Alternatively one can directly call the model on the data to get the laster layer (softmax) outputs directly as a tensorflow Tensor:



In [ ]:

    
predictions_tf = model(X_test)
predictions_tf[:5]



In [ ]:

    
type(predictions_tf), predictions_tf.shape

We can use the tensorflow API to check that for each row, the probabilities sum to 1:



In [ ]:

    
import tensorflow as tf

tf.reduce_sum(predictions_tf, axis=1)[:5]

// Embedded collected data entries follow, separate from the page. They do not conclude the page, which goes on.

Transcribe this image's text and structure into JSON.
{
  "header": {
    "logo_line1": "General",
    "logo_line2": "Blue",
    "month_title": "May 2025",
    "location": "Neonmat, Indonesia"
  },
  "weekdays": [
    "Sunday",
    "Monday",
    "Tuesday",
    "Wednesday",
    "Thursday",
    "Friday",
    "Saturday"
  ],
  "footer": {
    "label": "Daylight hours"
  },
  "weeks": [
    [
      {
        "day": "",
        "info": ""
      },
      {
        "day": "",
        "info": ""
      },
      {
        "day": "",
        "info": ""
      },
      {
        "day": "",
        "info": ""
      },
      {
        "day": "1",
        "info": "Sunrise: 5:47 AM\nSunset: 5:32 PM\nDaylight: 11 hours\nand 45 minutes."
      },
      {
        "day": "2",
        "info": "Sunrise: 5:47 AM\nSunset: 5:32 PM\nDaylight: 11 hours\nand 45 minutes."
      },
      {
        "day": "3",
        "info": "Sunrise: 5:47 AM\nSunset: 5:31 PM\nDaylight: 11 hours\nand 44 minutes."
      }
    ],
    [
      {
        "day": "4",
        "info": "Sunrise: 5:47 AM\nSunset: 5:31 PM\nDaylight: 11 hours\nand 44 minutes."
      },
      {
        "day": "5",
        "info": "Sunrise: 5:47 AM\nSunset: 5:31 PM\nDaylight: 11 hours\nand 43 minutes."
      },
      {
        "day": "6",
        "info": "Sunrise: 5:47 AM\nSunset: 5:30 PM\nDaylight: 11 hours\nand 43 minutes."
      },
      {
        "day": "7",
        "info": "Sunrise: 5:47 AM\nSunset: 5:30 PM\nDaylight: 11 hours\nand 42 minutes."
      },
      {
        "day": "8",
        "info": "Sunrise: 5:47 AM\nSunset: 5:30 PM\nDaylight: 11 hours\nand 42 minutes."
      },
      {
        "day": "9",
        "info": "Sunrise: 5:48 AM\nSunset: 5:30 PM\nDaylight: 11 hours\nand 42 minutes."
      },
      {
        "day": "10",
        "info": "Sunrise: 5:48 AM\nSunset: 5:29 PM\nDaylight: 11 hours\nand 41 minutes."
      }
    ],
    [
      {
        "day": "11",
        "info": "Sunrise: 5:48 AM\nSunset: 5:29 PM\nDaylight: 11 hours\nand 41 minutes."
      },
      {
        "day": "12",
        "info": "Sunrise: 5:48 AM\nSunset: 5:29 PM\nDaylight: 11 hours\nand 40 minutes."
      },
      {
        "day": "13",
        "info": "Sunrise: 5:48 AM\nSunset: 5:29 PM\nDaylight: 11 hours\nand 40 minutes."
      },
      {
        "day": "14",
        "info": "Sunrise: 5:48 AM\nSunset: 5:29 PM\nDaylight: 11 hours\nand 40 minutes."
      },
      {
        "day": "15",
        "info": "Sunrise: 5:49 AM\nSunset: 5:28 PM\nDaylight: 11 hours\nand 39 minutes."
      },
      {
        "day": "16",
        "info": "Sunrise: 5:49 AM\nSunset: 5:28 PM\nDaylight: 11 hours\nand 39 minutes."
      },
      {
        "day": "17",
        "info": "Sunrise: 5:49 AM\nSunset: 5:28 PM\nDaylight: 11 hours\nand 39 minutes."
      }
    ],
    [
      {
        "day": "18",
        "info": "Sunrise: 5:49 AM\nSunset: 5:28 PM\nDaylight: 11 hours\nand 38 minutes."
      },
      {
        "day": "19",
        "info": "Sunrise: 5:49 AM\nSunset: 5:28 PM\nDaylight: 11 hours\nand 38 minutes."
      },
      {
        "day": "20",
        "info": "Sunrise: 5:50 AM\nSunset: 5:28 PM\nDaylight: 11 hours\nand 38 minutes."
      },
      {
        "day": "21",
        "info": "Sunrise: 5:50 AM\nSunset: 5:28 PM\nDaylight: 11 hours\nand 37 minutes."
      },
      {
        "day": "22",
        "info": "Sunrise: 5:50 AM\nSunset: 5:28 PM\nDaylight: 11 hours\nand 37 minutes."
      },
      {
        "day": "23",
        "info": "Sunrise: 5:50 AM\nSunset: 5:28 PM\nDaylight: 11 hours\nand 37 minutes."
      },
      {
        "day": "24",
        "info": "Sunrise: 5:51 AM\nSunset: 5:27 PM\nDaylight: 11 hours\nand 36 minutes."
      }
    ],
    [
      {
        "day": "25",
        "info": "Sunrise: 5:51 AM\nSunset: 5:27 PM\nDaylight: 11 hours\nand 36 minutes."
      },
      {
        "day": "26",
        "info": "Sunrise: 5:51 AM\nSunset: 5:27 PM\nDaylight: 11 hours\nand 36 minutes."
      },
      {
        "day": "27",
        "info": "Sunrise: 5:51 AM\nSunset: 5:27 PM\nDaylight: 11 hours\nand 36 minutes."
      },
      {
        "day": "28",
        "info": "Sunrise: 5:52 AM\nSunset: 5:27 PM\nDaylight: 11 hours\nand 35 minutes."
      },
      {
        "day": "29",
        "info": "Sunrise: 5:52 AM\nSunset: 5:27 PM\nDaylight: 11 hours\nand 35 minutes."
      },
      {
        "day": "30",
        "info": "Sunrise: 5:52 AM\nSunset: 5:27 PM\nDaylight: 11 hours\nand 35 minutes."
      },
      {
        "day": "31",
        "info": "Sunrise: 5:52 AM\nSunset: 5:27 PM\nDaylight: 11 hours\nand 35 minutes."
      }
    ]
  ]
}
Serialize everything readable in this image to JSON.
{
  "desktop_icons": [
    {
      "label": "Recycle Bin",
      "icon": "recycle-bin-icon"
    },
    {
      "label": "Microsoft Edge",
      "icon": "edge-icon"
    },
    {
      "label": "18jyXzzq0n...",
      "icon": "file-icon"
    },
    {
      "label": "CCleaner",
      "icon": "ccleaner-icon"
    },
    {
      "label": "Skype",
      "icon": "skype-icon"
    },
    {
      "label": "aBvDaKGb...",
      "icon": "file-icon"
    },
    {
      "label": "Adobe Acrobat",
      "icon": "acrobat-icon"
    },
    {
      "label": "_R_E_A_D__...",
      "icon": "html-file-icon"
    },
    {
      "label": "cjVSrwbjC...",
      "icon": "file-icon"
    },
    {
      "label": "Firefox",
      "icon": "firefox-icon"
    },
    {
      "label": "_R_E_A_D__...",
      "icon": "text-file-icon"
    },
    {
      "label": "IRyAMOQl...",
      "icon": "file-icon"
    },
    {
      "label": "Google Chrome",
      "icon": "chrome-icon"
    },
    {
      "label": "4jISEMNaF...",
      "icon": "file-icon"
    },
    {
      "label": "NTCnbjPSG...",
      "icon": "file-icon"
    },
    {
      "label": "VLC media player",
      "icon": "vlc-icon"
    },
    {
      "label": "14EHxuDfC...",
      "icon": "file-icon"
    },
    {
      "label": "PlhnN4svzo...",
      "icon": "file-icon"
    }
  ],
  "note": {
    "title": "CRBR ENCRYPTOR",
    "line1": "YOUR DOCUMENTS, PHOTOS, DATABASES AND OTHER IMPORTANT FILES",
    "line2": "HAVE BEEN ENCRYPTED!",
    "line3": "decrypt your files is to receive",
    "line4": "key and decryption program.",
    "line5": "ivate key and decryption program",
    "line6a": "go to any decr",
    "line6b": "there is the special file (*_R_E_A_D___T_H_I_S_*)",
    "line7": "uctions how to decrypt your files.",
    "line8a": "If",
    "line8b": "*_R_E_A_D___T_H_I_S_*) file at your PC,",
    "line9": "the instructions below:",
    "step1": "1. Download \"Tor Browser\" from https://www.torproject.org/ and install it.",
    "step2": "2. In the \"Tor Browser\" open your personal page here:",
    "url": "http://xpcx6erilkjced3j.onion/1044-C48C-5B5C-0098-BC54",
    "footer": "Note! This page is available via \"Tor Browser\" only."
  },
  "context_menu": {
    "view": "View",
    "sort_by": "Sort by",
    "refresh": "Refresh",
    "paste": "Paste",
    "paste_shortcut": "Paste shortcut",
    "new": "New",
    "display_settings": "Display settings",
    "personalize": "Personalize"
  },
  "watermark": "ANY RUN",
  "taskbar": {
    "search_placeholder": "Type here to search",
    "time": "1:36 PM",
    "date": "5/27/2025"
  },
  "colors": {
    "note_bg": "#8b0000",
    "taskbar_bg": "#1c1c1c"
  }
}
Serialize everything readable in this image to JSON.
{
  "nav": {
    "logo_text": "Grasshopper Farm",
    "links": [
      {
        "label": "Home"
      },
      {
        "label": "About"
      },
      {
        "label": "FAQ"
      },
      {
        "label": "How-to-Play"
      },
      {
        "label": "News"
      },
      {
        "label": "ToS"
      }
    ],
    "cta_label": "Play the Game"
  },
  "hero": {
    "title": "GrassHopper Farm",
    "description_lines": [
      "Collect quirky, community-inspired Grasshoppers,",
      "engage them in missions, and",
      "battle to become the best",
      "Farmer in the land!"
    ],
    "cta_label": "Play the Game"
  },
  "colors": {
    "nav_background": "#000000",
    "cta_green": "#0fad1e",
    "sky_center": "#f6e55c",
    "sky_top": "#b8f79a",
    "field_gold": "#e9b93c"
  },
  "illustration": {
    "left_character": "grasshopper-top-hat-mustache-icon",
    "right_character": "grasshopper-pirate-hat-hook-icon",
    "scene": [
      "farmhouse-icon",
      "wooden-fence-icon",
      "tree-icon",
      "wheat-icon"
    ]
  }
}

We can also extract the label with the highest probability using the tensorflow API:



In [ ]:

    
predicted_labels_tf = tf.argmax(predictions_tf, axis=1)
predicted_labels_tf[:5]

We can compare those labels to the expected labels to compute the accuracy with the Tensorflow API. Note however that we need an explicit cast from boolean to floating point values to be able to compute the mean accuracy when using the tensorflow tensors:



In [ ]:

    
accuracy_tf = tf.reduce_mean(tf.cast(predicted_labels_tf == y_test, tf.float64))
accuracy_tf

Also note that it is possible to convert tensors to numpy array if one prefer to use numpy:



In [ ]:

    
accuracy_tf.numpy()



In [ ]:

    
predicted_labels_tf[:5]



In [ ]:

    
predicted_labels_tf.numpy()[:5]



In [ ]:

    
(predicted_labels_tf.numpy() == y_test).mean()

Home Assignment: Impact of Initialization

Let us now study the impact of a bad initialization when training a deep feed forward network.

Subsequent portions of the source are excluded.